The decision how to plead is one of the most imporant that a defendant will make in a criminal matter. Even with excellent legal advice, he or she may be torn as to the proper plea. Should he or she plead guilty and receive the benefit of a more lenient sentence for doing so? Or should he or she run a trial and risk the associated cost in terms of time, money and possibly a harsher punishment if convicted? Given the difficulty of the decision, it is not surprising that a defendant sometimes seeks to retract or "strike" a guilty plea. Courts are wary of striking pleas, and only do so if the defendant can prove that the plea was not voluntary, unequivocal or informed, or there is some other valid reason for expunging the plea.

R. v. Harmon, a June 28 decision of the Saskatchewan Provincial Court, provides a good example of a defendant wrestling with the decision whether to plead guilty. He initially agreed to do so, but the night before the guilty plea was to be entered told his lawyer that he had changed his mind. The lawyer indicated that it was a little late in the day to be doing so, given that arrangements had already been made with the prosecutor. A guilty plea was entered the next day, and the sentencing was adjourned. Outside of court, the defendant again expressed to his lawyer a desire to plead not guilty. The lawyer said that if he wished to do so they should reattend court immediately, and that a new lawyer would have to act on the application to strike the plea. The defendant took no action until several months later, when he appeared with a new lawyer and sought to expunge the plea prior to sentencing.
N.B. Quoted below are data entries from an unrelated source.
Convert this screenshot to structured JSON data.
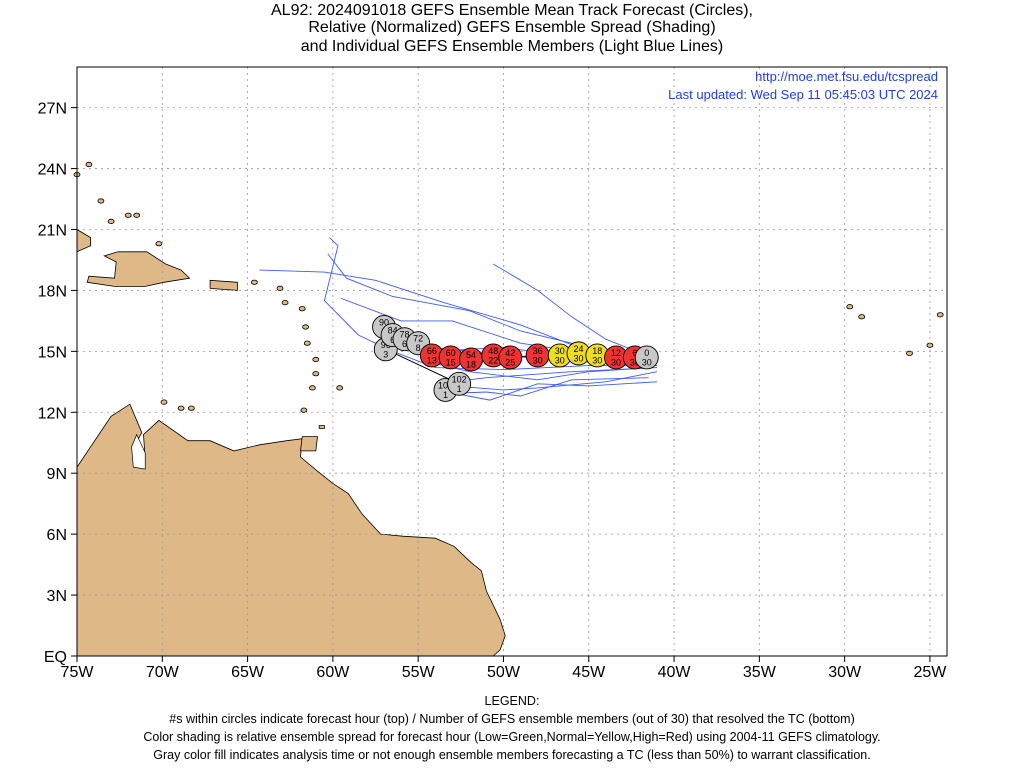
{
  "title": {
    "line1": "AL92: 2024091018 GEFS Ensemble Mean Track Forecast (Circles),",
    "line2": "Relative (Normalized) GEFS Ensemble Spread (Shading)",
    "line3": "and Individual GEFS Ensemble Members (Light Blue Lines)"
  },
  "credit": {
    "url": "http://moe.met.fsu.edu/tcspread",
    "updated": "Last updated: Wed Sep 11 05:45:03 UTC 2024"
  },
  "axes": {
    "lon_range": [
      -75,
      -24
    ],
    "lat_range": [
      0,
      29
    ],
    "lon_ticks": [
      {
        "value": -75,
        "label": "75W"
      },
      {
        "value": -70,
        "label": "70W"
      },
      {
        "value": -65,
        "label": "65W"
      },
      {
        "value": -60,
        "label": "60W"
      },
      {
        "value": -55,
        "label": "55W"
      },
      {
        "value": -50,
        "label": "50W"
      },
      {
        "value": -45,
        "label": "45W"
      },
      {
        "value": -40,
        "label": "40W"
      },
      {
        "value": -35,
        "label": "35W"
      },
      {
        "value": -30,
        "label": "30W"
      },
      {
        "value": -25,
        "label": "25W"
      }
    ],
    "lat_ticks": [
      {
        "value": 0,
        "label": "EQ"
      },
      {
        "value": 3,
        "label": "3N"
      },
      {
        "value": 6,
        "label": "6N"
      },
      {
        "value": 9,
        "label": "9N"
      },
      {
        "value": 12,
        "label": "12N"
      },
      {
        "value": 15,
        "label": "15N"
      },
      {
        "value": 18,
        "label": "18N"
      },
      {
        "value": 21,
        "label": "21N"
      },
      {
        "value": 24,
        "label": "24N"
      },
      {
        "value": 27,
        "label": "27N"
      }
    ],
    "grid": "dotted"
  },
  "colors": {
    "land": "#deb887",
    "ocean": "#ffffff",
    "member_line": "#3b5bff",
    "mean_line": "#000000",
    "high": "#ee3333",
    "normal": "#eedd22",
    "gray": "#c8c8c8",
    "credit": "#1f3fdc"
  },
  "forecast_points": [
    {
      "hour": "0",
      "members": "30",
      "lon": -41.6,
      "lat": 14.7,
      "category": "gray"
    },
    {
      "hour": "6",
      "members": "30",
      "lon": -42.3,
      "lat": 14.7,
      "category": "high"
    },
    {
      "hour": "12",
      "members": "30",
      "lon": -43.4,
      "lat": 14.7,
      "category": "high"
    },
    {
      "hour": "18",
      "members": "30",
      "lon": -44.5,
      "lat": 14.8,
      "category": "normal"
    },
    {
      "hour": "24",
      "members": "30",
      "lon": -45.6,
      "lat": 14.9,
      "category": "normal"
    },
    {
      "hour": "30",
      "members": "30",
      "lon": -46.7,
      "lat": 14.8,
      "category": "normal"
    },
    {
      "hour": "36",
      "members": "30",
      "lon": -48.0,
      "lat": 14.8,
      "category": "high"
    },
    {
      "hour": "42",
      "members": "25",
      "lon": -49.6,
      "lat": 14.7,
      "category": "high"
    },
    {
      "hour": "48",
      "members": "22",
      "lon": -50.6,
      "lat": 14.8,
      "category": "high"
    },
    {
      "hour": "54",
      "members": "18",
      "lon": -51.9,
      "lat": 14.6,
      "category": "high"
    },
    {
      "hour": "60",
      "members": "15",
      "lon": -53.1,
      "lat": 14.7,
      "category": "high"
    },
    {
      "hour": "66",
      "members": "13",
      "lon": -54.2,
      "lat": 14.8,
      "category": "high"
    },
    {
      "hour": "72",
      "members": "8",
      "lon": -55.0,
      "lat": 15.4,
      "category": "gray"
    },
    {
      "hour": "78",
      "members": "6",
      "lon": -55.8,
      "lat": 15.6,
      "category": "gray"
    },
    {
      "hour": "84",
      "members": "6",
      "lon": -56.5,
      "lat": 15.8,
      "category": "gray"
    },
    {
      "hour": "90",
      "members": "6",
      "lon": -57.0,
      "lat": 16.2,
      "category": "gray"
    },
    {
      "hour": "96",
      "members": "3",
      "lon": -56.9,
      "lat": 15.1,
      "category": "gray"
    },
    {
      "hour": "102",
      "members": "1",
      "lon": -52.6,
      "lat": 13.4,
      "category": "gray"
    },
    {
      "hour": "108",
      "members": "1",
      "lon": -53.4,
      "lat": 13.1,
      "category": "gray"
    }
  ],
  "member_tracks": [
    [
      [
        -41.0,
        14.3
      ],
      [
        -45,
        14.3
      ],
      [
        -50,
        14.1
      ],
      [
        -54,
        14.2
      ],
      [
        -56.5,
        15.0
      ]
    ],
    [
      [
        -41.0,
        14.2
      ],
      [
        -46,
        14.0
      ],
      [
        -51,
        13.7
      ],
      [
        -53.9,
        13.4
      ]
    ],
    [
      [
        -41.0,
        14.0
      ],
      [
        -44,
        13.5
      ],
      [
        -48,
        13.2
      ],
      [
        -50,
        13.1
      ],
      [
        -53,
        13.3
      ]
    ],
    [
      [
        -41.5,
        13.7
      ],
      [
        -46,
        13.6
      ],
      [
        -49,
        12.8
      ],
      [
        -51,
        13.0
      ],
      [
        -54,
        12.9
      ]
    ],
    [
      [
        -41.0,
        14.5
      ],
      [
        -45,
        14.9
      ],
      [
        -49,
        15.4
      ],
      [
        -53,
        16.5
      ],
      [
        -56,
        16.5
      ],
      [
        -59.5,
        17.6
      ]
    ],
    [
      [
        -41.0,
        14.6
      ],
      [
        -45,
        15.2
      ],
      [
        -49,
        16.0
      ],
      [
        -52,
        17.0
      ],
      [
        -56.5,
        17.7
      ],
      [
        -59.2,
        18.6
      ],
      [
        -60.3,
        19.8
      ]
    ],
    [
      [
        -41.0,
        14.6
      ],
      [
        -44,
        15.6
      ],
      [
        -46,
        16.7
      ],
      [
        -48,
        18.0
      ],
      [
        -50.6,
        19.3
      ]
    ],
    [
      [
        -41.0,
        14.4
      ],
      [
        -45,
        14.6
      ],
      [
        -50,
        15.2
      ],
      [
        -54,
        15.0
      ],
      [
        -57,
        15.2
      ],
      [
        -58.5,
        15.8
      ],
      [
        -60.5,
        17.5
      ],
      [
        -59.7,
        20.2
      ],
      [
        -60.2,
        20.6
      ]
    ],
    [
      [
        -41.0,
        14.5
      ],
      [
        -45,
        15.0
      ],
      [
        -49,
        16.3
      ],
      [
        -53.5,
        17.4
      ],
      [
        -57.5,
        18.5
      ],
      [
        -60.5,
        18.9
      ],
      [
        -64.3,
        19.0
      ]
    ],
    [
      [
        -41.0,
        14.4
      ],
      [
        -46,
        14.5
      ],
      [
        -50,
        14.8
      ],
      [
        -53,
        15.1
      ],
      [
        -57,
        15.4
      ]
    ],
    [
      [
        -41.2,
        14.2
      ],
      [
        -45,
        14.0
      ],
      [
        -48,
        13.6
      ],
      [
        -52,
        14.0
      ],
      [
        -54.5,
        14.5
      ]
    ],
    [
      [
        -41.0,
        13.5
      ],
      [
        -45,
        13.3
      ],
      [
        -48,
        13.4
      ],
      [
        -50.8,
        12.6
      ],
      [
        -53.9,
        13.1
      ]
    ]
  ]
}
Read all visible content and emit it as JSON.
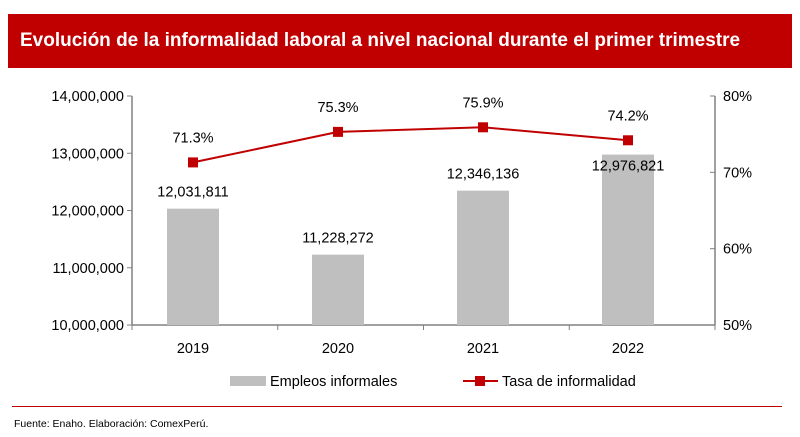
{
  "title": "Evolución de la informalidad laboral a nivel nacional durante el primer trimestre",
  "footer": "Fuente: Enaho. Elaboración: ComexPerú.",
  "chart_data": {
    "type": "bar+line",
    "categories": [
      "2019",
      "2020",
      "2021",
      "2022"
    ],
    "series": [
      {
        "name": "Empleos informales",
        "type": "bar",
        "axis": "left",
        "values": [
          12031811,
          11228272,
          12346136,
          12976821
        ],
        "labels": [
          "12,031,811",
          "11,228,272",
          "12,346,136",
          "12,976,821"
        ],
        "color": "#bfbfbf"
      },
      {
        "name": "Tasa de informalidad",
        "type": "line",
        "axis": "right",
        "values": [
          71.3,
          75.3,
          75.9,
          74.2
        ],
        "labels": [
          "71.3%",
          "75.3%",
          "75.9%",
          "74.2%"
        ],
        "color": "#c00000"
      }
    ],
    "y_left": {
      "range": [
        10000000,
        14000000
      ],
      "ticks": [
        "10,000,000",
        "11,000,000",
        "12,000,000",
        "13,000,000",
        "14,000,000"
      ]
    },
    "y_right": {
      "range": [
        50,
        80
      ],
      "ticks": [
        "50%",
        "60%",
        "70%",
        "80%"
      ]
    },
    "grid": false,
    "legend": "bottom"
  }
}
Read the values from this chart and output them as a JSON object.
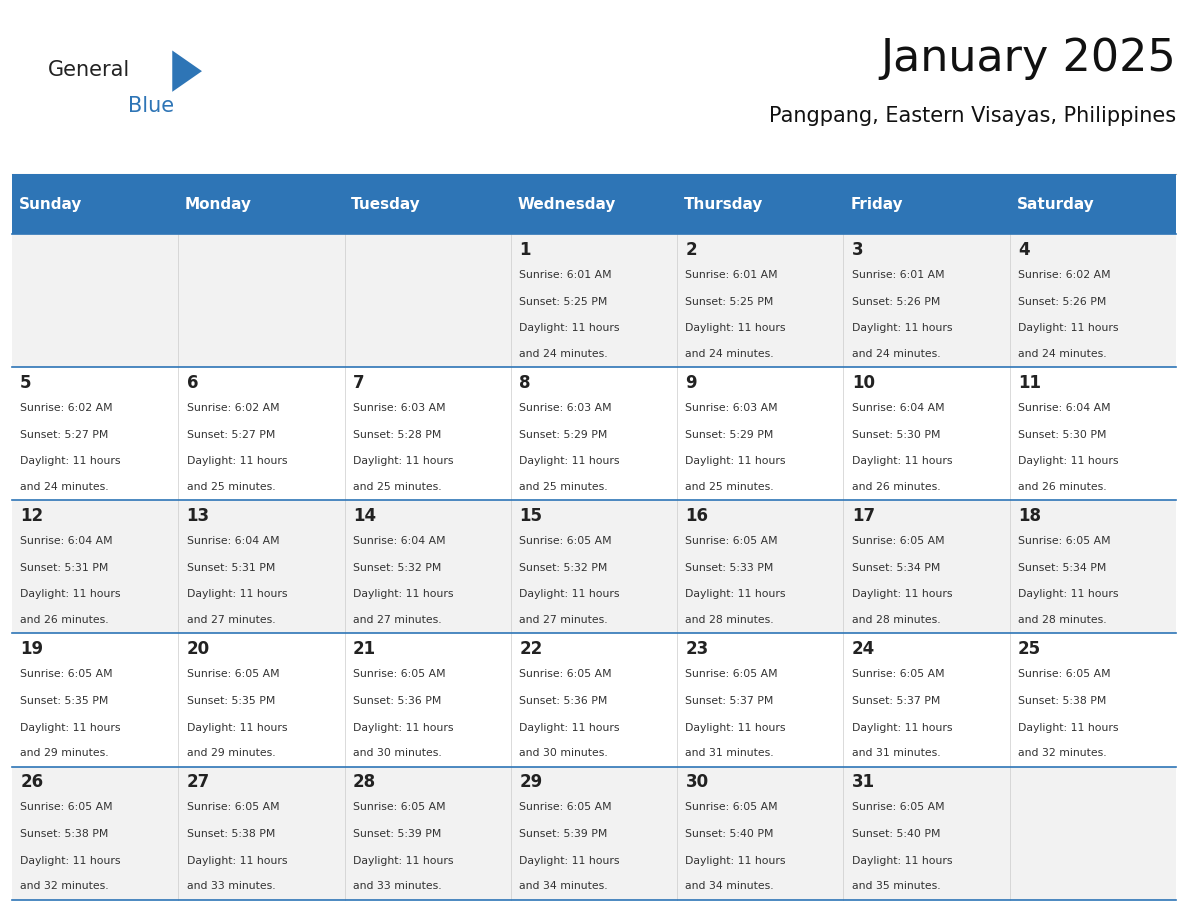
{
  "title": "January 2025",
  "subtitle": "Pangpang, Eastern Visayas, Philippines",
  "header_bg": "#2E75B6",
  "header_text": "#FFFFFF",
  "cell_bg_odd": "#F2F2F2",
  "cell_bg_even": "#FFFFFF",
  "row_line_color": "#2E75B6",
  "text_color": "#333333",
  "days_of_week": [
    "Sunday",
    "Monday",
    "Tuesday",
    "Wednesday",
    "Thursday",
    "Friday",
    "Saturday"
  ],
  "logo_general_color": "#222222",
  "logo_blue_color": "#2E75B6",
  "calendar_data": [
    [
      {
        "day": "",
        "sunrise": "",
        "sunset": "",
        "daylight": ""
      },
      {
        "day": "",
        "sunrise": "",
        "sunset": "",
        "daylight": ""
      },
      {
        "day": "",
        "sunrise": "",
        "sunset": "",
        "daylight": ""
      },
      {
        "day": "1",
        "sunrise": "6:01 AM",
        "sunset": "5:25 PM",
        "daylight": "11 hours and 24 minutes."
      },
      {
        "day": "2",
        "sunrise": "6:01 AM",
        "sunset": "5:25 PM",
        "daylight": "11 hours and 24 minutes."
      },
      {
        "day": "3",
        "sunrise": "6:01 AM",
        "sunset": "5:26 PM",
        "daylight": "11 hours and 24 minutes."
      },
      {
        "day": "4",
        "sunrise": "6:02 AM",
        "sunset": "5:26 PM",
        "daylight": "11 hours and 24 minutes."
      }
    ],
    [
      {
        "day": "5",
        "sunrise": "6:02 AM",
        "sunset": "5:27 PM",
        "daylight": "11 hours and 24 minutes."
      },
      {
        "day": "6",
        "sunrise": "6:02 AM",
        "sunset": "5:27 PM",
        "daylight": "11 hours and 25 minutes."
      },
      {
        "day": "7",
        "sunrise": "6:03 AM",
        "sunset": "5:28 PM",
        "daylight": "11 hours and 25 minutes."
      },
      {
        "day": "8",
        "sunrise": "6:03 AM",
        "sunset": "5:29 PM",
        "daylight": "11 hours and 25 minutes."
      },
      {
        "day": "9",
        "sunrise": "6:03 AM",
        "sunset": "5:29 PM",
        "daylight": "11 hours and 25 minutes."
      },
      {
        "day": "10",
        "sunrise": "6:04 AM",
        "sunset": "5:30 PM",
        "daylight": "11 hours and 26 minutes."
      },
      {
        "day": "11",
        "sunrise": "6:04 AM",
        "sunset": "5:30 PM",
        "daylight": "11 hours and 26 minutes."
      }
    ],
    [
      {
        "day": "12",
        "sunrise": "6:04 AM",
        "sunset": "5:31 PM",
        "daylight": "11 hours and 26 minutes."
      },
      {
        "day": "13",
        "sunrise": "6:04 AM",
        "sunset": "5:31 PM",
        "daylight": "11 hours and 27 minutes."
      },
      {
        "day": "14",
        "sunrise": "6:04 AM",
        "sunset": "5:32 PM",
        "daylight": "11 hours and 27 minutes."
      },
      {
        "day": "15",
        "sunrise": "6:05 AM",
        "sunset": "5:32 PM",
        "daylight": "11 hours and 27 minutes."
      },
      {
        "day": "16",
        "sunrise": "6:05 AM",
        "sunset": "5:33 PM",
        "daylight": "11 hours and 28 minutes."
      },
      {
        "day": "17",
        "sunrise": "6:05 AM",
        "sunset": "5:34 PM",
        "daylight": "11 hours and 28 minutes."
      },
      {
        "day": "18",
        "sunrise": "6:05 AM",
        "sunset": "5:34 PM",
        "daylight": "11 hours and 28 minutes."
      }
    ],
    [
      {
        "day": "19",
        "sunrise": "6:05 AM",
        "sunset": "5:35 PM",
        "daylight": "11 hours and 29 minutes."
      },
      {
        "day": "20",
        "sunrise": "6:05 AM",
        "sunset": "5:35 PM",
        "daylight": "11 hours and 29 minutes."
      },
      {
        "day": "21",
        "sunrise": "6:05 AM",
        "sunset": "5:36 PM",
        "daylight": "11 hours and 30 minutes."
      },
      {
        "day": "22",
        "sunrise": "6:05 AM",
        "sunset": "5:36 PM",
        "daylight": "11 hours and 30 minutes."
      },
      {
        "day": "23",
        "sunrise": "6:05 AM",
        "sunset": "5:37 PM",
        "daylight": "11 hours and 31 minutes."
      },
      {
        "day": "24",
        "sunrise": "6:05 AM",
        "sunset": "5:37 PM",
        "daylight": "11 hours and 31 minutes."
      },
      {
        "day": "25",
        "sunrise": "6:05 AM",
        "sunset": "5:38 PM",
        "daylight": "11 hours and 32 minutes."
      }
    ],
    [
      {
        "day": "26",
        "sunrise": "6:05 AM",
        "sunset": "5:38 PM",
        "daylight": "11 hours and 32 minutes."
      },
      {
        "day": "27",
        "sunrise": "6:05 AM",
        "sunset": "5:38 PM",
        "daylight": "11 hours and 33 minutes."
      },
      {
        "day": "28",
        "sunrise": "6:05 AM",
        "sunset": "5:39 PM",
        "daylight": "11 hours and 33 minutes."
      },
      {
        "day": "29",
        "sunrise": "6:05 AM",
        "sunset": "5:39 PM",
        "daylight": "11 hours and 34 minutes."
      },
      {
        "day": "30",
        "sunrise": "6:05 AM",
        "sunset": "5:40 PM",
        "daylight": "11 hours and 34 minutes."
      },
      {
        "day": "31",
        "sunrise": "6:05 AM",
        "sunset": "5:40 PM",
        "daylight": "11 hours and 35 minutes."
      },
      {
        "day": "",
        "sunrise": "",
        "sunset": "",
        "daylight": ""
      }
    ]
  ]
}
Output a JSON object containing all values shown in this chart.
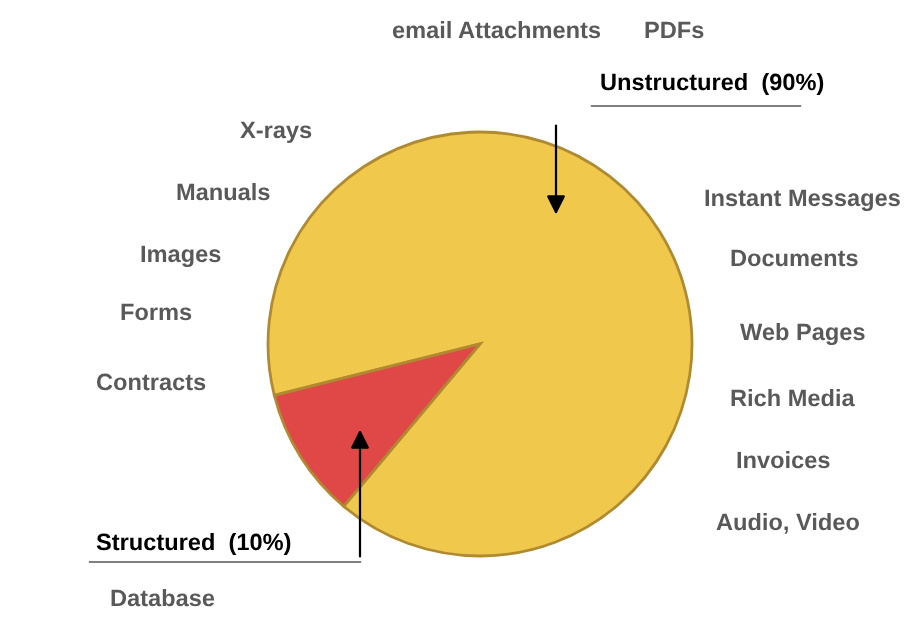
{
  "chart_data": {
    "type": "pie",
    "categories": [
      "Unstructured  (90%)",
      "Structured  (10%)"
    ],
    "values": [
      90,
      10
    ],
    "colors": [
      "#f0c84c",
      "#e04848"
    ],
    "annotations": [
      "email Attachments",
      "PDFs",
      "X-rays",
      "Manuals",
      "Instant Messages",
      "Images",
      "Documents",
      "Forms",
      "Web Pages",
      "Contracts",
      "Rich Media",
      "Invoices",
      "Audio, Video",
      "Database"
    ]
  }
}
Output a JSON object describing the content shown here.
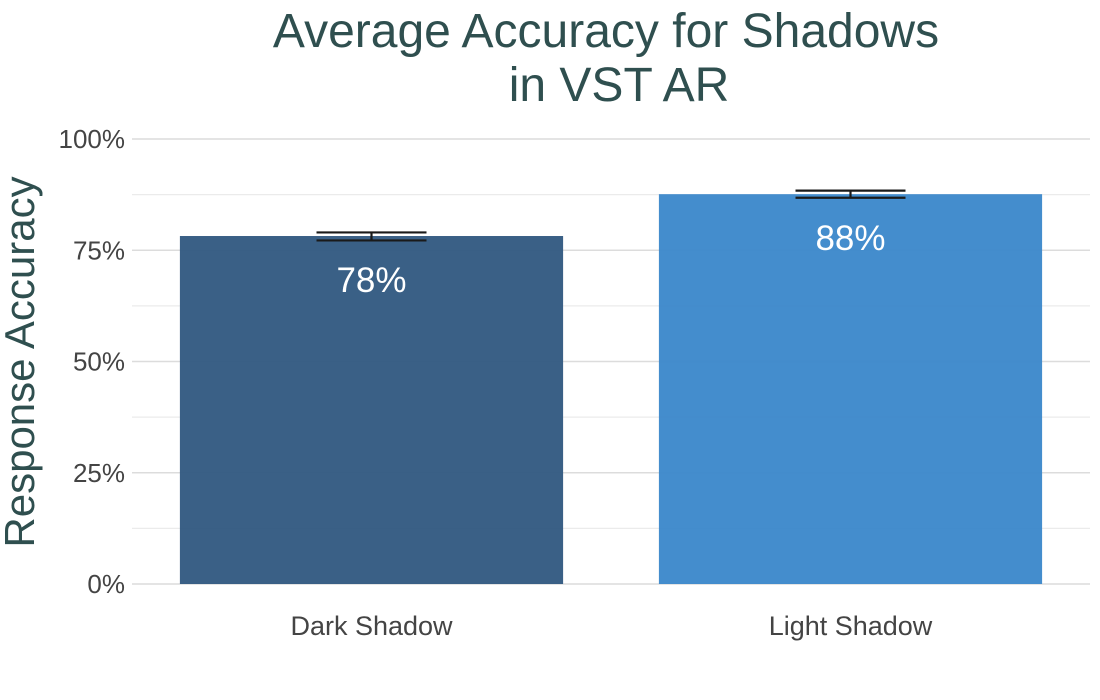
{
  "chart_data": {
    "type": "bar",
    "title_lines": [
      "Average Accuracy for Shadows",
      "in VST AR"
    ],
    "xlabel": "",
    "ylabel": "Response Accuracy",
    "categories": [
      "Dark Shadow",
      "Light Shadow"
    ],
    "values": [
      0.782,
      0.876
    ],
    "error_low": [
      0.772,
      0.868
    ],
    "error_high": [
      0.79,
      0.884
    ],
    "data_labels": [
      "78%",
      "88%"
    ],
    "ylim": [
      0,
      1
    ],
    "y_ticks": [
      0,
      0.25,
      0.5,
      0.75,
      1.0
    ],
    "y_tick_labels": [
      "0%",
      "25%",
      "50%",
      "75%",
      "100%"
    ],
    "y_minor_ticks": [
      0.125,
      0.375,
      0.625,
      0.875
    ],
    "bar_colors": [
      "#2F5780",
      "#3A87CA"
    ],
    "grid": true,
    "legend": "none"
  }
}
The judge in Harmon accepted the defendant's testimony that, despite having prior experience with the criminal justice system, including a conviction for a similar offence, he did not fully understand the process at the time of the plea. The plea was therefore not voluntary or fully informed. The failure to speak up in court at the time the plea was entered, or to return to court immediately thereafter as his lawyer had suggested during their post-plea discussion, merely reflected the "perfectly logical responses of an individual who simply did not know what to do to address his concerns".

The result in Harmon is not one that all other judges would necessarily reach. Second thoughts about the decision to plead guilty, whether occurring before or after the plea is taken, are not enough to strike the plea. But the judge found as a fact that the the defendant was truly confused about the process and did not intend to plead guilty. This factul finding certainly justifies the decision to strike the plea.

Harmon underlines an important lesson for counsel dealing with clients who equivocate about how to plead. The decision is the client's alone. The lawyer can give advice, sometimes in strong terms, but that is all. If the client is equivocal the lawyer should not proceed with the plea. If equivocation is expressed, and after further discussion the client's doubts are dispelled and he or she makes a final decision, counsel should obtain instructions in writing or, at the very least, make detailed notes setting out the conversation. Doing so ensures that any subsequent issue as to the validity of the plea can be resolved based on a full and fair record of events.

A final note. Section 606(1.1) of the Criminal Code encourages, but does not require, judges to make a few simple enquiries of an accused in order to ensure that a guilty plea is voluntary, unequivocal and informed. More and more judges are taking up this suggestion, and wisely. A "colloquy", as this process is referred to in U.S. law, prevents bad guilty pleas before they happen, saving the time and expense of an application to strike the plea. And, because a transcript of the exchange is kept, the process strongly discourages a defendant who enters a voluntary and fully informed plead from bringing an unmeritorious application to strike.